Ali Chishti, who writes for The Friday Times, has gone public in Islamabad with details of his abduction and beating last Friday, August 30. Chishti is making the rounds of TV talk shows describing how he was picked up in Karachi by uniformed police driving a police vehicle, blindfolded, switched to another police vehicle, taken to a small room somewhere in Karachi, and beaten by men he does not think were police officers. After nine hours, he was dropped by the side of the road at 4:30 Saturday morning.
Physical abuse of journalists is not uncommon in Pakistan, but this high-profile exposure of an attack in the heart of the country’s largest city challenges the government of Prime Minister Nawaz Sharif to address the violence aimed at journalists in Pakistan. There have been six deaths so far this year; four were journalists caught in bombings, and two were targeted killings for which no clear motive has yet been established by CPJ.
Chishti says he is convinced the police were operating on behalf of a third party, but he has declined to make further accusations. “They know who the masterminds are behind this attack. It is up to the police to identify them,” Chishti told CPJ this morning. (Read Chishti’s full account here.)
Chishti usually writes about security and intelligence matters for The Friday Times — always a dangerous beat for reporters in Pakistan. “My star Friday Times reporter in Karachi,” his editor Najam Sethi called him in a tweet about the incident. His most recent Times article, Textbooks and tolerance, is critical of textbooks used in Sindh that vilify the Hindu minority in Pakistan. Some of Chishti’s recent posts on his IT company’s web site analyze MQM politics (the Mutahida Qaumi Movement is Pakistan’s third largest political party, with its power base in Karachi) — another dangerous zone — and reason enough to pull out of Karachi to Islamabad. For a broader understanding of the threats journalists work under in Karachi and the rest of Pakistan, read Elizabeth Rubin’s excellent report Roots of Impunity: Pakistan’s Endangered Press and the Perilous Web of Militancy, Security, and Politics.
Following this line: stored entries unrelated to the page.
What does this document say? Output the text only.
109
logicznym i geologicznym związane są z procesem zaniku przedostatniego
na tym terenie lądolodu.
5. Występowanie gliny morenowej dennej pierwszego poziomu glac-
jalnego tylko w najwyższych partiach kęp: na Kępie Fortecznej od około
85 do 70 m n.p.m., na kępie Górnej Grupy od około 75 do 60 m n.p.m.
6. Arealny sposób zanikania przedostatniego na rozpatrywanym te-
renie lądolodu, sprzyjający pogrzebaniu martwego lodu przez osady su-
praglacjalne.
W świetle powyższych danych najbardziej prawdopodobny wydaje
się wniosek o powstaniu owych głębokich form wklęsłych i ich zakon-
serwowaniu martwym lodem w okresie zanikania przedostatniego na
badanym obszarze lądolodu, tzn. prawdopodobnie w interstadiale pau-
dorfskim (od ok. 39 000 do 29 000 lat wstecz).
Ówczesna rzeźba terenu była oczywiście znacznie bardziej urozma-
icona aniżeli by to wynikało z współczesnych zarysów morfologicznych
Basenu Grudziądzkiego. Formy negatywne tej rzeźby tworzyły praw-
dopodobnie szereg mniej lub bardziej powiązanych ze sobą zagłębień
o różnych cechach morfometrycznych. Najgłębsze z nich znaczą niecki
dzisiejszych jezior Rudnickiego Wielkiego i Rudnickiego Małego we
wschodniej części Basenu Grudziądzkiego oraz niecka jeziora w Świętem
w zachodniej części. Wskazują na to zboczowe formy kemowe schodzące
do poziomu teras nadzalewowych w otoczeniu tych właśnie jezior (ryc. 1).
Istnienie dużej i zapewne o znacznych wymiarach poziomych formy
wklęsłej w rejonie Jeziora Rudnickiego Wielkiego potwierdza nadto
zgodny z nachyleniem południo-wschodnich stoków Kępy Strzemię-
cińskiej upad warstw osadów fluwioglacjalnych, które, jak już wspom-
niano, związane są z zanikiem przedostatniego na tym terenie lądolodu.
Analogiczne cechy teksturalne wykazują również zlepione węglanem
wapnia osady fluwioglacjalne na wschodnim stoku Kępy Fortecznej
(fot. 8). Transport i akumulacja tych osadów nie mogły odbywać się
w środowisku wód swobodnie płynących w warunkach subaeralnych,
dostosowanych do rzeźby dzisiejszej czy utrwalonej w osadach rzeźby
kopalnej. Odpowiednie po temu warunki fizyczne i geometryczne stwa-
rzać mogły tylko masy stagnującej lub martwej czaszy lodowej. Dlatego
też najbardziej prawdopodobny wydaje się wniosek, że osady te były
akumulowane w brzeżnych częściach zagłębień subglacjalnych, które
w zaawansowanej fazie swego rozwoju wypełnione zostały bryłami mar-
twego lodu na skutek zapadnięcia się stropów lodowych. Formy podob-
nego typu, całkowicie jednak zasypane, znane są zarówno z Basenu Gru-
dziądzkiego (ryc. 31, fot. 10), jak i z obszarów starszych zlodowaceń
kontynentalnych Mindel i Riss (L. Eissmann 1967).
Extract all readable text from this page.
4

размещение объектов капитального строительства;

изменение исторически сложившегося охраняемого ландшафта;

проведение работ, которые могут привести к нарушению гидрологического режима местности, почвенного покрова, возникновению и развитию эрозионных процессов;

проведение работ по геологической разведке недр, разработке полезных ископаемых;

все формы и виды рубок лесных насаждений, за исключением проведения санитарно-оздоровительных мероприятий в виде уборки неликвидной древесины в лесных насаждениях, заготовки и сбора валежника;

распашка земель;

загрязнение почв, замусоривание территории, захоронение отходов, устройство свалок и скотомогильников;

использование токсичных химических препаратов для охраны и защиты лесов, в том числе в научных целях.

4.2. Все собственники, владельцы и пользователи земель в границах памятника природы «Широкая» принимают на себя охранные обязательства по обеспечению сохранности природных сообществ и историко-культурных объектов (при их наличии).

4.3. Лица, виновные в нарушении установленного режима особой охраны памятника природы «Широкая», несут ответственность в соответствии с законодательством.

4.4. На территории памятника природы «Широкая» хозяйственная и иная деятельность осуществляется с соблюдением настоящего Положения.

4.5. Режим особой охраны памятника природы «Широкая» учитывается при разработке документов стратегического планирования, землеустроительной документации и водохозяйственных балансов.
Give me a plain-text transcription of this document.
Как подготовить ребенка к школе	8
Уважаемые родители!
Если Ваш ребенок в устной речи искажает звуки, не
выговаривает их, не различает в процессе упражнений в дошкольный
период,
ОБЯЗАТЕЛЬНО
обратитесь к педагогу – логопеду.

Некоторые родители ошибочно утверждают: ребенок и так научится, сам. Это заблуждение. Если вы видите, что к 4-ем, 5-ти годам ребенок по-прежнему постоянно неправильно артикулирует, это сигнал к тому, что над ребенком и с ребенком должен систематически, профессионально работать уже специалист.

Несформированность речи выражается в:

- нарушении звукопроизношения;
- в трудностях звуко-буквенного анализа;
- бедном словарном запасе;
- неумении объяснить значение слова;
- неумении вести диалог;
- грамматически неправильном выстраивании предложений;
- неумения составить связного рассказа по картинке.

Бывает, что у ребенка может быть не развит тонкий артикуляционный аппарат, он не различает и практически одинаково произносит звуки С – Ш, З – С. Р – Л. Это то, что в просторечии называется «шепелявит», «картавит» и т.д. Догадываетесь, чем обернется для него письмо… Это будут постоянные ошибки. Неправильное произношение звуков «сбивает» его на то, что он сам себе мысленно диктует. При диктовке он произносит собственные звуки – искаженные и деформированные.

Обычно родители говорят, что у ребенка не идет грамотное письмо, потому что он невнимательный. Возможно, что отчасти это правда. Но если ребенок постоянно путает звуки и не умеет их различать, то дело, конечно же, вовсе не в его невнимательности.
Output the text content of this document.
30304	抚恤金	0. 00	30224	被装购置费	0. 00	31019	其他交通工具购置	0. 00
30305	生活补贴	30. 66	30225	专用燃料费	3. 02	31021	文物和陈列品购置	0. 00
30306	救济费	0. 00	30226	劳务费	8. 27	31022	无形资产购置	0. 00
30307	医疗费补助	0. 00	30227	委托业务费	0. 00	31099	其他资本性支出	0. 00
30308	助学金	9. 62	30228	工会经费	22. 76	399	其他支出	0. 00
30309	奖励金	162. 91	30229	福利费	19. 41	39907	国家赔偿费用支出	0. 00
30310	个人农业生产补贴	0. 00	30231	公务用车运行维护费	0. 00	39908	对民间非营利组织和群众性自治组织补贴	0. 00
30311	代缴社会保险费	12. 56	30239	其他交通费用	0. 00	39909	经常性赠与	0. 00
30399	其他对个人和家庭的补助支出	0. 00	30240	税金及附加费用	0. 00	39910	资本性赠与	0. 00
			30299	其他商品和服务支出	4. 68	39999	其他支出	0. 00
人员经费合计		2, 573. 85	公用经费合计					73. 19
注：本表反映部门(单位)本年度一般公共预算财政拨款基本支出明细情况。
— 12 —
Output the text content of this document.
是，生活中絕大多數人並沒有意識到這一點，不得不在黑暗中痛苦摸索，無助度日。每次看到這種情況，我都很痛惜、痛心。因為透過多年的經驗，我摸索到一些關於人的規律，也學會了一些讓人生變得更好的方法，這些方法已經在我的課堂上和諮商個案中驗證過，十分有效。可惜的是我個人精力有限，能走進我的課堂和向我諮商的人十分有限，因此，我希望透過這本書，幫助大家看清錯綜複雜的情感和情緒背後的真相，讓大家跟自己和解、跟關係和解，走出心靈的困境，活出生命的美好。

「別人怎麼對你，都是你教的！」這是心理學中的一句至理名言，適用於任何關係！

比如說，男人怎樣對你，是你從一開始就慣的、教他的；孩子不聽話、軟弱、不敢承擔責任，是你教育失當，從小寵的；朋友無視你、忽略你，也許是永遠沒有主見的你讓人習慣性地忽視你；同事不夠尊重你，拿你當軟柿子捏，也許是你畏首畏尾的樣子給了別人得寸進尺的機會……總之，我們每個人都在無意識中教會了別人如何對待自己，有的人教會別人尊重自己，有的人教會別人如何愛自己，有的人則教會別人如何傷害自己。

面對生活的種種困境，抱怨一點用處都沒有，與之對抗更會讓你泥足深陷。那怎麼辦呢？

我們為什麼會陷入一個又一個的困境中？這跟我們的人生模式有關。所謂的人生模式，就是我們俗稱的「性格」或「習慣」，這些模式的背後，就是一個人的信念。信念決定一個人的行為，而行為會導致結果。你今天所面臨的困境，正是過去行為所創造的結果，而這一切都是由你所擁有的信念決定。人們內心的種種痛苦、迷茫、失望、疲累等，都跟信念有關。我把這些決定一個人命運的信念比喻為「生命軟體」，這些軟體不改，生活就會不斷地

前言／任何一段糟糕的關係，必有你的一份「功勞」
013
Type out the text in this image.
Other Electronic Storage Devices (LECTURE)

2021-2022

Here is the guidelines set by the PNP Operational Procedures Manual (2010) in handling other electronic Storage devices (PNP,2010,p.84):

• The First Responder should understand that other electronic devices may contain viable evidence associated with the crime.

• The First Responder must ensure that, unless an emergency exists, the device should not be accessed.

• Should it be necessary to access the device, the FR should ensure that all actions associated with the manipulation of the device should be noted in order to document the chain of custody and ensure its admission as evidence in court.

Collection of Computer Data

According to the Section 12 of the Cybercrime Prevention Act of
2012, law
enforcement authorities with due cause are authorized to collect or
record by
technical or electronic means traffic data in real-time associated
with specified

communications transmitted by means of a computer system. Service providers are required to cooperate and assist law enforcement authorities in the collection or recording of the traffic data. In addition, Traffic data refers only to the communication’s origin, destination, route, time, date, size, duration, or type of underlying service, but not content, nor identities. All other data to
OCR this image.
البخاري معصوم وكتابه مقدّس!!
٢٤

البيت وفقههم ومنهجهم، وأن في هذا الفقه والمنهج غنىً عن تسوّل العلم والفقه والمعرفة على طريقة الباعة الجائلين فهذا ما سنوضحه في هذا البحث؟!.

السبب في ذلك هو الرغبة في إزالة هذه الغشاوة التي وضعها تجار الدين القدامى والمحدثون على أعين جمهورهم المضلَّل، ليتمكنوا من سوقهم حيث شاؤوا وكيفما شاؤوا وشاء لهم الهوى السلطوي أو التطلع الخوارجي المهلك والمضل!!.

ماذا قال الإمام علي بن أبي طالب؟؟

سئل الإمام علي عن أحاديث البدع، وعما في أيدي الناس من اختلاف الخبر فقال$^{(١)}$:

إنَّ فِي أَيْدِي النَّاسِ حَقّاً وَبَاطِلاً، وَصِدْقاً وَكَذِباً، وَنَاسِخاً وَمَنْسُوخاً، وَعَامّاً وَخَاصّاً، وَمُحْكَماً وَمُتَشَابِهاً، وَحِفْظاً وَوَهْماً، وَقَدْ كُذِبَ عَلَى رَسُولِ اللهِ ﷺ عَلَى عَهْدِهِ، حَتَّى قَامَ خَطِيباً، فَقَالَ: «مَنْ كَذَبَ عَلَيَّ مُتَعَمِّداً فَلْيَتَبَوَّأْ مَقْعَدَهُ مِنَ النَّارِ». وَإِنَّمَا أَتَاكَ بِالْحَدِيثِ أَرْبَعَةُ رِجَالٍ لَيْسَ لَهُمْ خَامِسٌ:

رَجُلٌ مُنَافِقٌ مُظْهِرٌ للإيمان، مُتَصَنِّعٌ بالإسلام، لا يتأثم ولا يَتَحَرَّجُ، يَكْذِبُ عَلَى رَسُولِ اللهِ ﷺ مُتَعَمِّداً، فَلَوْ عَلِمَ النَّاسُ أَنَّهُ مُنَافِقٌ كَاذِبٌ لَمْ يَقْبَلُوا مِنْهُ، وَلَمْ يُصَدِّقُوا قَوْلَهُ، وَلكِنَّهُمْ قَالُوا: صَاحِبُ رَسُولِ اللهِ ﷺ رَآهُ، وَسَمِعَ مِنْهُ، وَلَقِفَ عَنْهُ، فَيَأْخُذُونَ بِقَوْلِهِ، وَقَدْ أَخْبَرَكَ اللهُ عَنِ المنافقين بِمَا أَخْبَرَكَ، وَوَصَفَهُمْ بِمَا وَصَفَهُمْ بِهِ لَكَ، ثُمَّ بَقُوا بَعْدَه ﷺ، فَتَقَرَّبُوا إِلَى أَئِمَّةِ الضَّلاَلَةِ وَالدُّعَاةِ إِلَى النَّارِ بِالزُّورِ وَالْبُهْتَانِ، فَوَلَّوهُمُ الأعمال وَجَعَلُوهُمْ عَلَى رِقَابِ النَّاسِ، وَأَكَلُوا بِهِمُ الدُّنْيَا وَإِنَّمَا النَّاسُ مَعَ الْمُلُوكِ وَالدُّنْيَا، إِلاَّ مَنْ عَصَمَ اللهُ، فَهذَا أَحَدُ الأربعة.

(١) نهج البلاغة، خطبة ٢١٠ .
When I spoke with him this morning, Chishti made it clear he is not accusing any group of being behind his abduction. He just wants the police to investigate and prosecute the officers who seized him and handed him over to his interrogators.
In Islamabad, Chishti weighed his options with colleagues before deciding to go public. In the last few years, Pakistani journalists have increasingly taken that path. Rather than remain silent, or maybe quietly share the details of the incident with a few friends, or send an email with the subject line “If I am killed . . .,” many have reported about the threats they’ve received.
Umar Cheema set the standard. A reporter with Islamabad’s The News, he was abducted in September 2010 by unknown assailants who stripped, beat, and photographed him in humiliating positions. Almost immediately after he was released, Cheema went on television to tell the world what happened at the hands of “men in police commando uniforms.” Cheema’s refusal to stay silent has drawn much attention to the widespread anti-press violence in Pakistan.
The Sharif government should consider its next step carefully. In Cheema’s case, as in many others, a highly publicized series of special investigations melted away with no substantive action taken by the authorities. In the high-profile murder of Saleem Shahzad in 2011, CPJ voiced its skepticism about such special tribunals — see Justice for Saleem Shahzad? We’ve seen this before…
In this case, the government must ensure that the police carry out an investigation, perhaps with the oversight of the judiciary, and that the police officers involved identify the people who ordered the abduction and all be brought to justice. That would be an important first step for the Pakistan government in reversing the country’s terrible record of impunity when it comes to journalists being threatened, harassed, beaten and killed.